Sixto Sebisa, par son propos, tient surtout à préserver, pour l’aspect strictement historique, ce que le professeur Carlos Silva Encinas a défini comme le « contexte culturel de la défense du territoire traditionnel des Yaqui » 801 ou plus exactement de ce qu’ils ont pu conserver de leur territoire originel après 400 ans de luttes armées.

Le contenu mythique de l’histoire du peuple Suré inclus également la réalité de « l’au­tochtonie » des Surem, mythe auquel Pablo Alvárez Romero donne le titre tout simple d’Ume’e Surem, « Les Surem », et dont il commence ainsi le récit : « Oui, messieurs, je vais vous parler des Surem qui ont vécu ici dans El Yaqui. Ils sont originaires de cette région, Dieu les a créés ici, ils sont nos ancêtres, nous venons d’eux. Les Surem ont ha­bité ici dans les huit villages et ce n’était pas des personnes, Dieu les a créés ainsi » 802 .

L’origine mythique du peuple Suré, reconnaissant leur « autochtonie », nous l’avons déjà évoquée à propos de leur apparition sur la « Montagne Surem » que la Légende yaqui des prédictions cite nommément ; cette montagne sacrée qui est née du choc cosmique de la Napo Wisaim Jisnakame.

Pour Santos García Wikit, les Surem sont les « Sages » des temps ancestraux, les êtres submergés dans les domaines de l’infra et du supra par l’harmonie cosmique ; des êtres qui ne connaissaient ni la maladie, ni l’angoisse, ni la peur.

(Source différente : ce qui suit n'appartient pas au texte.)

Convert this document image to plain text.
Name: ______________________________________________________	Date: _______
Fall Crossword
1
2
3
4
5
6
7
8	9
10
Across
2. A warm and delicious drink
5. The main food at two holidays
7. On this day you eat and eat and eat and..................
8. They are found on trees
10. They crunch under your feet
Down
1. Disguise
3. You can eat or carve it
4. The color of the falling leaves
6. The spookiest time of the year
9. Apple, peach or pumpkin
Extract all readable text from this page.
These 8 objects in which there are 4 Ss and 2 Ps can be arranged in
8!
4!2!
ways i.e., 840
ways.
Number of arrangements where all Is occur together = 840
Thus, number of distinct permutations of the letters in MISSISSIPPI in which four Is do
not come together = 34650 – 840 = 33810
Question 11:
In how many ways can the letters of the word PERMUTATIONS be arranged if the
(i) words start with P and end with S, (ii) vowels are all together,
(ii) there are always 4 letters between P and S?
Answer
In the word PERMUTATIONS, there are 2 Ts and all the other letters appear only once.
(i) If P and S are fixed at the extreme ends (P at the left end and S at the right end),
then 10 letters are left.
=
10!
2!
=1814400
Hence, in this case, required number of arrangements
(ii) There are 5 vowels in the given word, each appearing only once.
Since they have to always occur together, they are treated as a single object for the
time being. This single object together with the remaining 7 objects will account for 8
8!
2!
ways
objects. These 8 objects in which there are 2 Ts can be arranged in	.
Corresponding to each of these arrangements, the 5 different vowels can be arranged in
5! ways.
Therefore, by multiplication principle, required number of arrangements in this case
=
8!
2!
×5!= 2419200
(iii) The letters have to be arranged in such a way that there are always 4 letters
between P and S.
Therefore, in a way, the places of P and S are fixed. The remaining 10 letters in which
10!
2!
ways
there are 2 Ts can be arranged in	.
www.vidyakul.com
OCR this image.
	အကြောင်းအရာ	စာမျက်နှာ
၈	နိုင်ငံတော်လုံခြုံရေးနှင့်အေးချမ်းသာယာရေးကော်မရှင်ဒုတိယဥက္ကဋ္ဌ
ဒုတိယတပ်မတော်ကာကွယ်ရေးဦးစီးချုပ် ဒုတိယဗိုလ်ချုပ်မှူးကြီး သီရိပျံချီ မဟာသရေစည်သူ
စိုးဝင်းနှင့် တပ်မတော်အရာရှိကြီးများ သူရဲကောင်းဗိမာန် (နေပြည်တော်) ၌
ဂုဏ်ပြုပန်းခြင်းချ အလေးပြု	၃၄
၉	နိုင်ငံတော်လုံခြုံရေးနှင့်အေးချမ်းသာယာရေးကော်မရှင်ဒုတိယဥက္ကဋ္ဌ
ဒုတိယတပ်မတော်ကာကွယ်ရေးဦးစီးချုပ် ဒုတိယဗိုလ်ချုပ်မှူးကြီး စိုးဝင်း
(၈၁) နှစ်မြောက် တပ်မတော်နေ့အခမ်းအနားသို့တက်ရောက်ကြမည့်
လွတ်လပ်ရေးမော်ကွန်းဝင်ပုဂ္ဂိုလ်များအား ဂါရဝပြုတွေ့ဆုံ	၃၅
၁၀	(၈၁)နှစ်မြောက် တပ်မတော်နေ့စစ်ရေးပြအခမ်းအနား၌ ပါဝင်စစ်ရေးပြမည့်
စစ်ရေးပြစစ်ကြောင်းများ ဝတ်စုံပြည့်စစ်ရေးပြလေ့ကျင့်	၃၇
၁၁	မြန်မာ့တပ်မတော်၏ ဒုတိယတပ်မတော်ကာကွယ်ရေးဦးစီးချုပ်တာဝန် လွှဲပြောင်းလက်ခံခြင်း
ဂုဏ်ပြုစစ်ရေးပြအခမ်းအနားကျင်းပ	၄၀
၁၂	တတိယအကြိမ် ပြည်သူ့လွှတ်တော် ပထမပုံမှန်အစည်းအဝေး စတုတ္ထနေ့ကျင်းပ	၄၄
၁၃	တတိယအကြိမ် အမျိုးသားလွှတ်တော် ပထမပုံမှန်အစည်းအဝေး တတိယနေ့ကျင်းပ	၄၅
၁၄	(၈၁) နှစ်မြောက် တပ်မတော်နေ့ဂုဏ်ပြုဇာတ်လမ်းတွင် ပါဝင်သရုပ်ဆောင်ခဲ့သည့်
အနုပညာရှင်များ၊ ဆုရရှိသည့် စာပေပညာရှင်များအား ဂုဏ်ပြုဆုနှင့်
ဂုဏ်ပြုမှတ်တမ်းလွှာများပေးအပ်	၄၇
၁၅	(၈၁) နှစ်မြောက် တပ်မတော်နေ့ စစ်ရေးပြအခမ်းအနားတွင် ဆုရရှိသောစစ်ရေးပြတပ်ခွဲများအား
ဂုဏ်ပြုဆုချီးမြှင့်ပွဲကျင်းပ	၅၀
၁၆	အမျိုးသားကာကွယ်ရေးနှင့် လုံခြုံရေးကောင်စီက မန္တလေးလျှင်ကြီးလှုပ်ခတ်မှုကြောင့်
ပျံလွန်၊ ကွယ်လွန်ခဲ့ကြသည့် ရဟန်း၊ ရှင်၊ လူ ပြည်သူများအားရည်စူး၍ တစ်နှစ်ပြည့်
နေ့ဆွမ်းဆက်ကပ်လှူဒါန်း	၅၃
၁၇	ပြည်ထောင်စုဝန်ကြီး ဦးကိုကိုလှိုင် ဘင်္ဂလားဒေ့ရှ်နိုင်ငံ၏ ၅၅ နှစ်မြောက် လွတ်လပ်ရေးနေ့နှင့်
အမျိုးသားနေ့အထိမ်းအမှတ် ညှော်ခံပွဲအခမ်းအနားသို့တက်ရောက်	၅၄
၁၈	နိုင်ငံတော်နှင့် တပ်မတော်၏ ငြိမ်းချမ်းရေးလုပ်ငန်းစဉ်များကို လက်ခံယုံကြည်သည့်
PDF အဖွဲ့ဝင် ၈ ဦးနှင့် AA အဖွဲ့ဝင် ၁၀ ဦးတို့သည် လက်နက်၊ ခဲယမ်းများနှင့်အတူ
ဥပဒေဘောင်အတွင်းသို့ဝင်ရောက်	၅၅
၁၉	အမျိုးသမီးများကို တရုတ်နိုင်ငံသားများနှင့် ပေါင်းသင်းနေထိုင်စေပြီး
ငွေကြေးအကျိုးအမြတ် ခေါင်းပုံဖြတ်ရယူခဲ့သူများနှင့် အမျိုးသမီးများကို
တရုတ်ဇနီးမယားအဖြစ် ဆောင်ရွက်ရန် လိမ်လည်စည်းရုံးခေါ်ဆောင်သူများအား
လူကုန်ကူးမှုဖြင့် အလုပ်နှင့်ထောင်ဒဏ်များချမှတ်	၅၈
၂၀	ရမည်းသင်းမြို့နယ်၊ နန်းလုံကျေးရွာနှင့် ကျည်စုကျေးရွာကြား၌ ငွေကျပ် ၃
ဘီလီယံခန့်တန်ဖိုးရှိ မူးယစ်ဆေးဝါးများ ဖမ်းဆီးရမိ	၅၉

L’histoire de « Yomumuli et les petits hommes Surem », nous invite à découvrir un univers en rupture qui marque l’avènement des Yaqui. Les Surem, pour les Yaqui, deviennent les esprits gardiens vivant dans les profondeurs de la terre et des mers. Ils prennent alors la forme de sirènes ou de baleines qui, en apparaissant et disparaissant comme par enchantement, viennent porter secours aux Yaqui qui se trouveraient en danger, perdus sur les flots d’une mer déchaînée.

Yomumuli, les Surem et l’Arbre, se retrouvent donc dans un rapport de convergence identique qui maintient, tant que la « césure » ou la rupture n’est pas effective 803 , les trois plans cosmiques, vecteurs des interactions entre les différents niveaux.

Le corpus mythologique des Yaqui reflète les interactions entre les passages d’un plan à l’autre qui sont fréquemment mentionnées : par exemple, dans le mythe de Suawaka, « l’Étoile filante », ce dernier descend du ciel pour tuer les serpents à sept têtes, les « Chupúkame », qui vivaient dans les montagnes de Takalaim et de So’ori. Un jeune berger 804 qui avait assisté à la mise à mort du serpent à sept têtes est invité par Suawaka à l’accompagner vers l’autre côté du monde, dans la demeure céleste de Yuku ya’ut. Le jeune berger, sur les épaules de Suawaka, se retrouve d’un seul bond dans le monde autre, là où le Yuku ya’ut ne tolère la présence d’aucun être terrestre 805 .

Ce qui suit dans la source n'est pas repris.